The official who coordinated the Division of Election’s Yup’ik language program knew the translation for a radio announcement was off but suggested ignoring it anyway. Emails entered as exhibits during a federal voting-rights trial include a 2009 back-and-forth between the division’s then-language coordinator in Bethel, Dorie Wassilie, and her boss, Shelly Growden. The emails came in the midst of a prior lawsuit, settled in 2010. Wassilie, in her email, said the division would be criticized by the plaintiffs if they caught it, “but what the heck, it’s a similar word and hope that it goes right over their heads! :-)” Wassilie, a Yup’ik speaker, wrote to Growden. Growden, who does not speak Yup’ik, responded: “I too think it should be fine.”
Instead of the radio notices in Bethel and Dillingham saying “absentee voting,” they said, “to be voting for a long time,” the Anchorage Daily News reported. Wassilie left her post in 2012.

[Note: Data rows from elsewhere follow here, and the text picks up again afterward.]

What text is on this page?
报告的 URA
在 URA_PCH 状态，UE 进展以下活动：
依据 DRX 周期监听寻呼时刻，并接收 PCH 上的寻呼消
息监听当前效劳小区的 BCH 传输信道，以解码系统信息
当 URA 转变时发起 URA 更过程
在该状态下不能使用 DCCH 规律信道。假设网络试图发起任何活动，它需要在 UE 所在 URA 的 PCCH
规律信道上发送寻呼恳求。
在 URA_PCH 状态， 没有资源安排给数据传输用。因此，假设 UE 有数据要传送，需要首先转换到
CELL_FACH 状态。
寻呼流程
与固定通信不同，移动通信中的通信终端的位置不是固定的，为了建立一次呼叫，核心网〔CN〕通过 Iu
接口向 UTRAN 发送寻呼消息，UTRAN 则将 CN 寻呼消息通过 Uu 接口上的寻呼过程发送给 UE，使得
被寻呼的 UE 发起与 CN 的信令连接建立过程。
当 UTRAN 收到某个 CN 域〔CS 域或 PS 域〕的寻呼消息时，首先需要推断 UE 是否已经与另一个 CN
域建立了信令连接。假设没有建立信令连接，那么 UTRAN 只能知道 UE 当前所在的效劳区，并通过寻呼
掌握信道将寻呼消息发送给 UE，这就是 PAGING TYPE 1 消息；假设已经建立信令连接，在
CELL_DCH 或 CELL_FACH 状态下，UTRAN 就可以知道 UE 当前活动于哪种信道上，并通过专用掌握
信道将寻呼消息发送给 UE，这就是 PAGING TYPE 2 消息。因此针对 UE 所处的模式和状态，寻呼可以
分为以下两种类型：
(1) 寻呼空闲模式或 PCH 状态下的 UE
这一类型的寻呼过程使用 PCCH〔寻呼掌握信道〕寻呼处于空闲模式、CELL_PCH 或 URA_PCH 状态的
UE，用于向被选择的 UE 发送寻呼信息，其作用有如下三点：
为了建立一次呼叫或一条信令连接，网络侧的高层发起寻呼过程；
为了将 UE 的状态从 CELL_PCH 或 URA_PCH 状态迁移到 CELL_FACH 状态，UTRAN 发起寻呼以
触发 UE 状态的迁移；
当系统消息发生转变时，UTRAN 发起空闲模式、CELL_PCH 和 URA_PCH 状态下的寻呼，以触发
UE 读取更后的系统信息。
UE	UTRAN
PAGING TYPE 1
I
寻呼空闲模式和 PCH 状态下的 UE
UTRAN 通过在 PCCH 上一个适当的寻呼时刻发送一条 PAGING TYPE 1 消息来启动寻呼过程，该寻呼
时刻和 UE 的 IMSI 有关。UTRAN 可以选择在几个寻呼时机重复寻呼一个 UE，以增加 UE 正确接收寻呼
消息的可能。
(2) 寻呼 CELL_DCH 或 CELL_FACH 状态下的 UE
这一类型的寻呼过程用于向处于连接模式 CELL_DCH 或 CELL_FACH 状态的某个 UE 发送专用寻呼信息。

The current case, being heard by a federal judge in Anchorage, alleges the state has failed to provide accurate, complete translations of voting materials into Native languages. The state contends its program meets legal requirements.
Growden, in testimony Thursday, said the tone of Wassilie’s 2009 email was related to the tense environment as the prior case worked its way through court. She said Wassilie took the “attacks” on the division personally.